The trail is off of Boulder Creek which runs through Maxville off of Highway 1. FS road 5184 heads north and has a turn off FS 78452 to Thompson Lake and Goat Mountain Lake. It has some sections that approach a class 3 trail for most vehicles, not difficult but it can be if you lack driving experience
Turning off FS road 5184 the trail gains elevation quickly, 167 feet in a third of a mile at one point, and is 7019 feet at creek crossing before the lake, and 8125 feet at tailings pile above the lake where we stopped to eat lunch and enjoy the great view of Goat Mountain and Thompson Lake below it. It’s 7.5 miles in, which took us 1 hour 45 minutes, with close to an hour stopped time to cut several trees that were across the trail. The trail bumps and thumps over many boulders, passing through numerous verdant meadows and lots of wet muddy spots. Unfortunately it seems that “quads” have an aversion to mud and boulders and have blazed numerous bypass trails helter skelter through the trees and meadows to find an easier route. There were still patches of snow, and many different wildflowers in bloom, including buttercups, shooting stars, anemone, marsh marigold, glacier lilies, and spring beauties. It’s interesting that it’s still “spring” here in this high elevation. We had “typical” Montana weather, clouds, wispy fog, and sunshine with a few sprinkles on the way home.

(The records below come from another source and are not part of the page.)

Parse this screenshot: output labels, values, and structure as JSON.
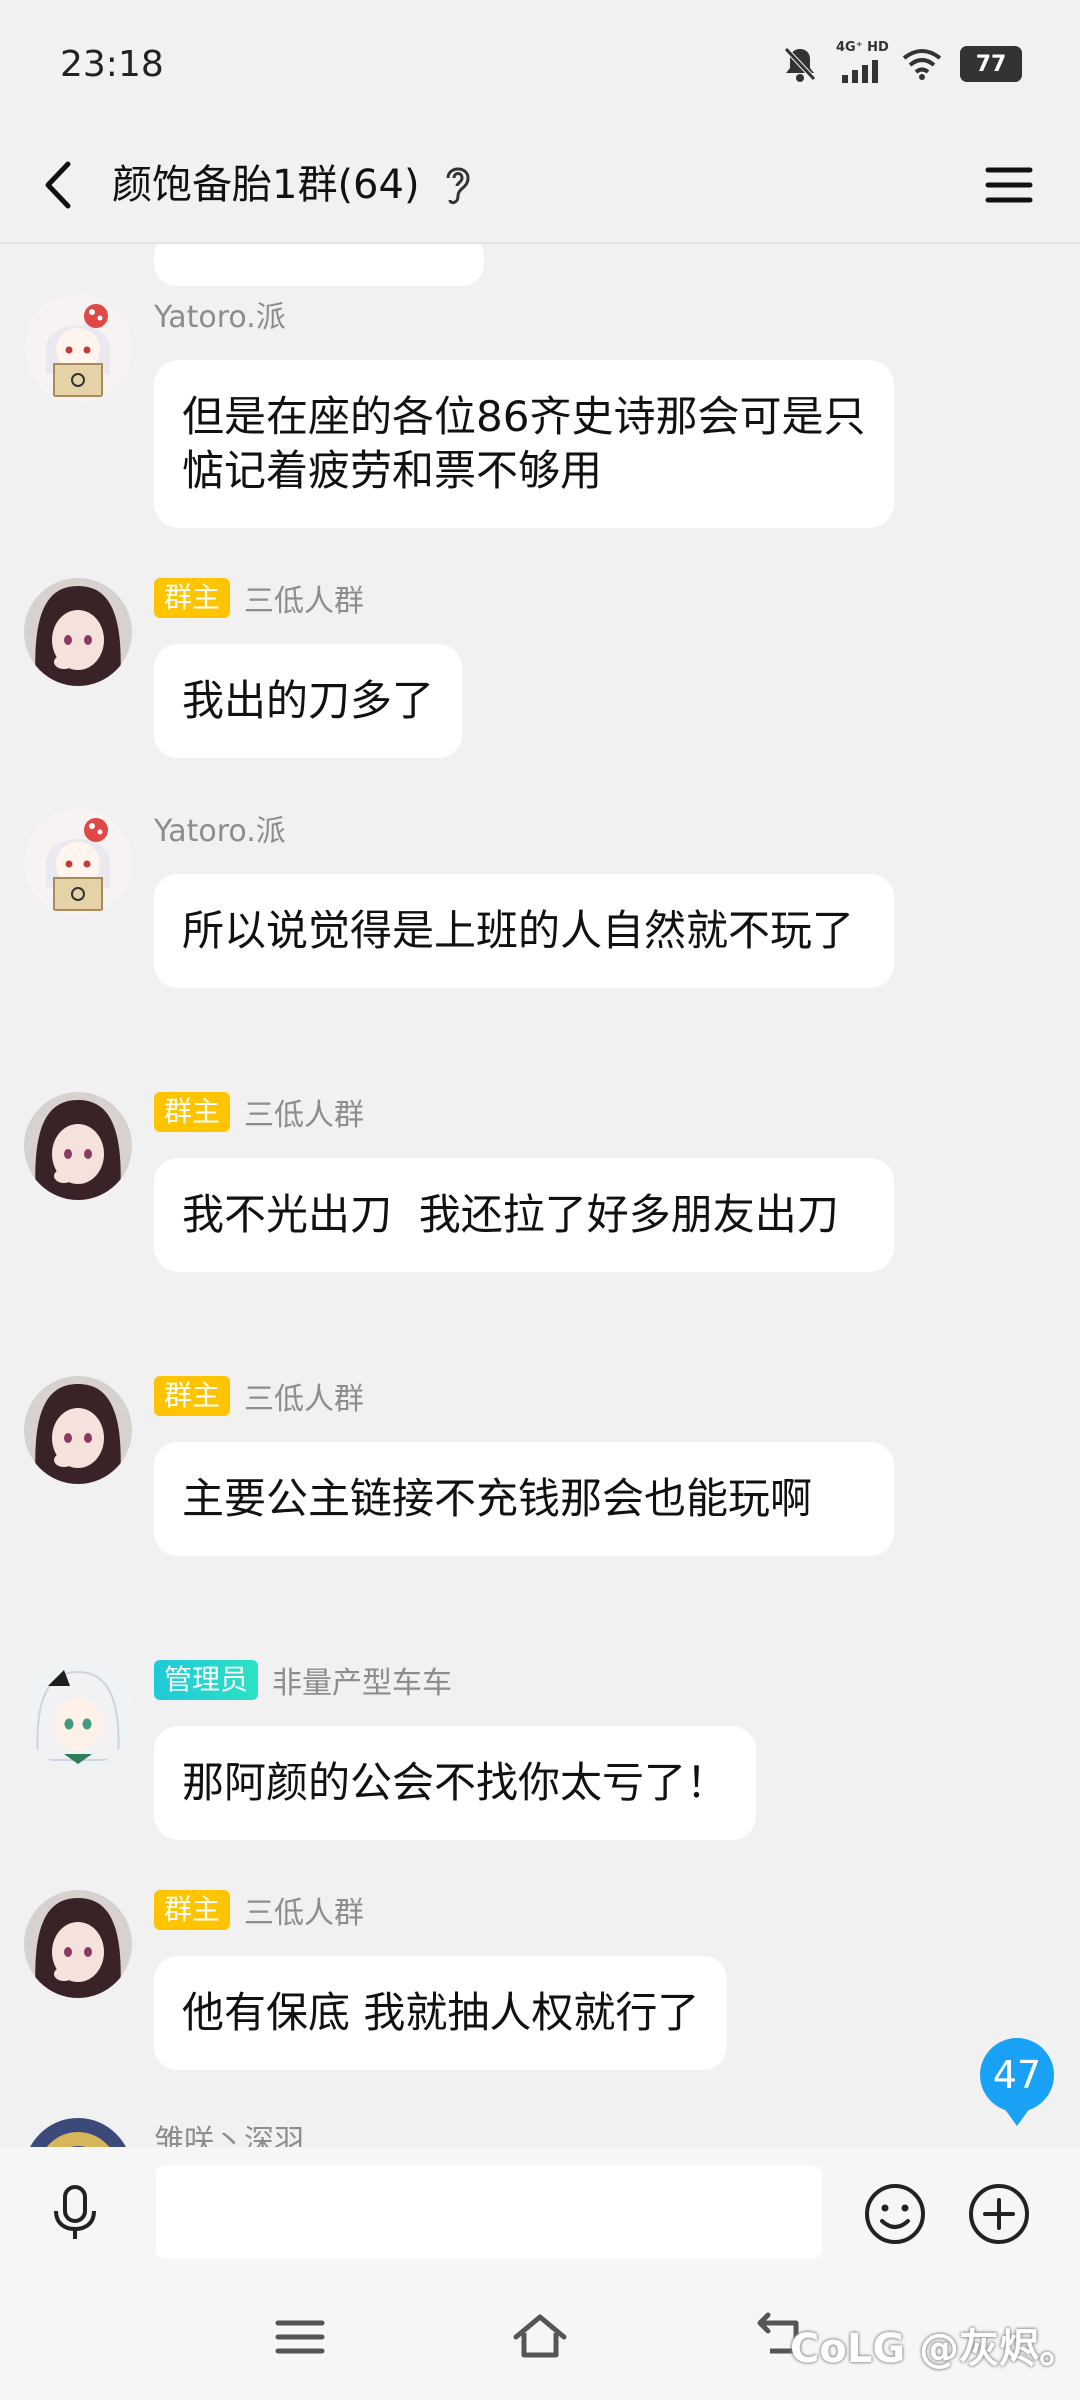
{
  "status": {
    "time": "23:18",
    "network": "4G⁺ HD",
    "battery": "77"
  },
  "header": {
    "title": "颜饱备胎1群(64)"
  },
  "messages": [
    {
      "sender": "Yatoro.派",
      "badge": "",
      "text": "但是在座的各位86齐史诗那会可是只惦记着疲劳和票不够用"
    },
    {
      "sender": "三低人群",
      "badge": "群主",
      "text": "我出的刀多了"
    },
    {
      "sender": "Yatoro.派",
      "badge": "",
      "text": "所以说觉得是上班的人自然就不玩了"
    },
    {
      "sender": "三低人群",
      "badge": "群主",
      "text": "我不光出刀  我还拉了好多朋友出刀"
    },
    {
      "sender": "三低人群",
      "badge": "群主",
      "text": "主要公主链接不充钱那会也能玩啊"
    },
    {
      "sender": "非量产型车车",
      "badge": "管理员",
      "text": "那阿颜的公会不找你太亏了！"
    },
    {
      "sender": "三低人群",
      "badge": "群主",
      "text": "他有保底 我就抽人权就行了"
    },
    {
      "sender": "雏咲丶深羽"
    }
  ],
  "unread_count": "47",
  "watermark": "CoLG @灰烬。"
}
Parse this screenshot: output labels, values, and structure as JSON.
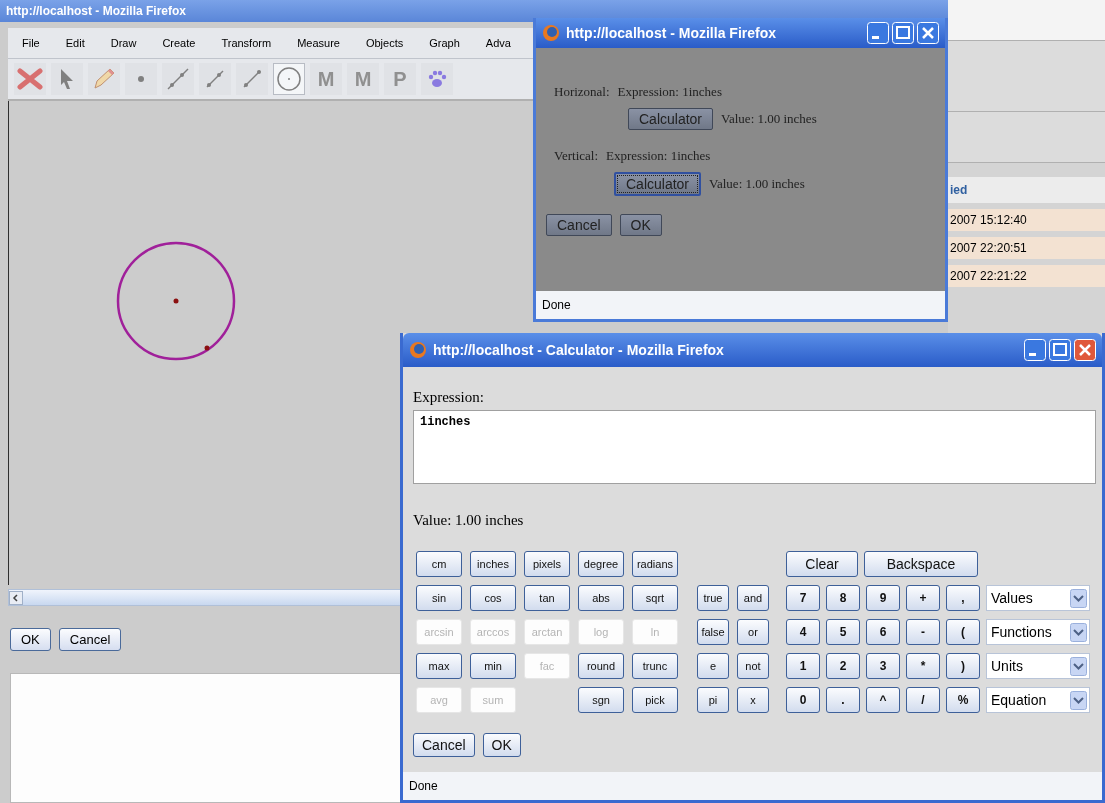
{
  "main_window": {
    "title": "http://localhost - Mozilla Firefox",
    "menu": [
      "File",
      "Edit",
      "Draw",
      "Create",
      "Transform",
      "Measure",
      "Objects",
      "Graph",
      "Adva"
    ],
    "tools": [
      {
        "kind": "delete",
        "selected": false
      },
      {
        "kind": "pointer",
        "selected": false
      },
      {
        "kind": "pencil",
        "selected": false
      },
      {
        "kind": "point",
        "selected": false
      },
      {
        "kind": "line",
        "selected": false
      },
      {
        "kind": "segment",
        "selected": false
      },
      {
        "kind": "ray",
        "selected": false
      },
      {
        "kind": "circle",
        "selected": true
      },
      {
        "kind": "text",
        "label": "M",
        "selected": false
      },
      {
        "kind": "text",
        "label": "M",
        "selected": false
      },
      {
        "kind": "text",
        "label": "P",
        "selected": false
      },
      {
        "kind": "paw",
        "selected": false
      }
    ],
    "buttons": [
      "OK",
      "Cancel"
    ]
  },
  "background_table": {
    "header": "ied",
    "rows": [
      "2007 15:12:40",
      "2007 22:20:51",
      "2007 22:21:22"
    ]
  },
  "dimension_dialog": {
    "title": "http://localhost - Mozilla Firefox",
    "rows": [
      {
        "label": "Horizonal:",
        "expression": "Expression:  1inches",
        "button": "Calculator",
        "focused": false,
        "value": "Value:  1.00 inches"
      },
      {
        "label": "Vertical:",
        "expression": "Expression:  1inches",
        "button": "Calculator",
        "focused": true,
        "value": "Value:  1.00 inches"
      }
    ],
    "buttons": [
      "Cancel",
      "OK"
    ],
    "status": "Done"
  },
  "calculator": {
    "title": "http://localhost - Calculator - Mozilla Firefox",
    "expression_label": "Expression:",
    "expression": "1inches",
    "value": "Value:  1.00 inches",
    "rows": [
      {
        "left": [
          {
            "kind": "key",
            "label": "cm",
            "disabled": false
          },
          {
            "kind": "key",
            "label": "inches",
            "disabled": false
          },
          {
            "kind": "key",
            "label": "pixels",
            "disabled": false
          },
          {
            "kind": "key",
            "label": "degree",
            "disabled": false
          },
          {
            "kind": "key",
            "label": "radians",
            "disabled": false
          }
        ],
        "right": [
          {
            "kind": "wide",
            "label": "Clear",
            "disabled": false
          },
          {
            "kind": "wide",
            "label": "Backspace",
            "disabled": false
          }
        ]
      },
      {
        "left": [
          {
            "kind": "key",
            "label": "sin",
            "disabled": false
          },
          {
            "kind": "key",
            "label": "cos",
            "disabled": false
          },
          {
            "kind": "key",
            "label": "tan",
            "disabled": false
          },
          {
            "kind": "key",
            "label": "abs",
            "disabled": false
          },
          {
            "kind": "key",
            "label": "sqrt",
            "disabled": false
          }
        ],
        "mid": [
          {
            "kind": "key",
            "label": "true",
            "disabled": false
          },
          {
            "kind": "key",
            "label": "and",
            "disabled": false
          }
        ],
        "right": [
          {
            "kind": "key",
            "label": "7",
            "disabled": false
          },
          {
            "kind": "key",
            "label": "8",
            "disabled": false
          },
          {
            "kind": "key",
            "label": "9",
            "disabled": false
          },
          {
            "kind": "key",
            "label": "+",
            "disabled": false
          },
          {
            "kind": "key",
            "label": ",",
            "disabled": false
          }
        ],
        "select": "Values"
      },
      {
        "left": [
          {
            "kind": "key",
            "label": "arcsin",
            "disabled": true
          },
          {
            "kind": "key",
            "label": "arccos",
            "disabled": true
          },
          {
            "kind": "key",
            "label": "arctan",
            "disabled": true
          },
          {
            "kind": "key",
            "label": "log",
            "disabled": true
          },
          {
            "kind": "key",
            "label": "ln",
            "disabled": true
          }
        ],
        "mid": [
          {
            "kind": "key",
            "label": "false",
            "disabled": false
          },
          {
            "kind": "key",
            "label": "or",
            "disabled": false
          }
        ],
        "right": [
          {
            "kind": "key",
            "label": "4",
            "disabled": false
          },
          {
            "kind": "key",
            "label": "5",
            "disabled": false
          },
          {
            "kind": "key",
            "label": "6",
            "disabled": false
          },
          {
            "kind": "key",
            "label": "-",
            "disabled": false
          },
          {
            "kind": "key",
            "label": "(",
            "disabled": false
          }
        ],
        "select": "Functions"
      },
      {
        "left": [
          {
            "kind": "key",
            "label": "max",
            "disabled": false
          },
          {
            "kind": "key",
            "label": "min",
            "disabled": false
          },
          {
            "kind": "key",
            "label": "fac",
            "disabled": true
          },
          {
            "kind": "key",
            "label": "round",
            "disabled": false
          },
          {
            "kind": "key",
            "label": "trunc",
            "disabled": false
          }
        ],
        "mid": [
          {
            "kind": "key",
            "label": "e",
            "disabled": false
          },
          {
            "kind": "key",
            "label": "not",
            "disabled": false
          }
        ],
        "right": [
          {
            "kind": "key",
            "label": "1",
            "disabled": false
          },
          {
            "kind": "key",
            "label": "2",
            "disabled": false
          },
          {
            "kind": "key",
            "label": "3",
            "disabled": false
          },
          {
            "kind": "key",
            "label": "*",
            "disabled": false
          },
          {
            "kind": "key",
            "label": ")",
            "disabled": false
          }
        ],
        "select": "Units"
      },
      {
        "left": [
          {
            "kind": "key",
            "label": "avg",
            "disabled": true
          },
          {
            "kind": "key",
            "label": "sum",
            "disabled": true
          },
          {
            "kind": "gap"
          },
          {
            "kind": "key",
            "label": "sgn",
            "disabled": false
          },
          {
            "kind": "key",
            "label": "pick",
            "disabled": false
          }
        ],
        "mid": [
          {
            "kind": "key",
            "label": "pi",
            "disabled": false
          },
          {
            "kind": "key",
            "label": "x",
            "disabled": false
          }
        ],
        "right": [
          {
            "kind": "key",
            "label": "0",
            "disabled": false
          },
          {
            "kind": "key",
            "label": ".",
            "disabled": false
          },
          {
            "kind": "key",
            "label": "^",
            "disabled": false
          },
          {
            "kind": "key",
            "label": "/",
            "disabled": false
          },
          {
            "kind": "key",
            "label": "%",
            "disabled": false
          }
        ],
        "select": "Equation"
      }
    ],
    "buttons": [
      "Cancel",
      "OK"
    ],
    "status": "Done"
  }
}
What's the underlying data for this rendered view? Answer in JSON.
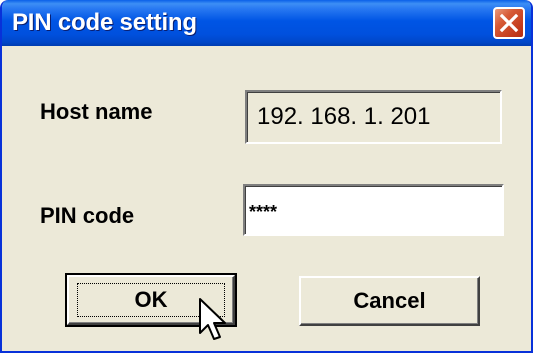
{
  "window": {
    "title": "PIN code setting"
  },
  "host": {
    "label": "Host name",
    "value": "192. 168. 1. 201"
  },
  "pin": {
    "label": "PIN code",
    "value": "****"
  },
  "buttons": {
    "ok_label": "OK",
    "cancel_label": "Cancel"
  },
  "icons": {
    "close": "close-icon",
    "cursor": "mouse-pointer-icon"
  },
  "colors": {
    "titlebar": "#0055e5",
    "close_button": "#d65a36",
    "dialog_background": "#ece9d8"
  }
}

We spent about an hour or so hiking around the upper lakes, not wanting to drive across wet meadow. Actually the trail officially ends at the lake and it’s questionable if you can legally even drive to the top of the hill to where the mining remains are located. There are many white bark pines, knobby boulders, and the ground around the lakes was carpeted with anemones and marsh marigolds. We kept looking for mountain goats with no success, tho we have seen them here before, but we did find the “remains” of a dragon.
Once again, this is an “in and out” trail, so on our way out when we saw another little trail take off through the trees, we decided to give it a try, hoping it would lead us to one of the other lakes in the area. Willie and Jeanne followed it for about a mile, to spot where sign said “use bridge to cross”, and it kept getting narrower and narrower. Larry’s Jeep didn’t want to run, or so he claimed (being the sissy jeep it is), so turned around to assist him, and due to driver error slipped off a side hill portion of the trail and had to winch back onto the trail.
No matter what Larry claims we’re sure he wanted to conserve
gasoline since it’s getting so expensive, so Willie and Kim towed his
Jeep out. Good thing there were the two other Jeeps, as it was quite difficult
to pull Larry’s Jeep through some of the muddy spots. Luckily, Larry
thought about adding some air to tires to reduce the rolling resistance, which
did make it easier to tow and easier for him to steer. It was a long, slow
trip back to Missoula on a tow strap in order to save a few gallons of gas.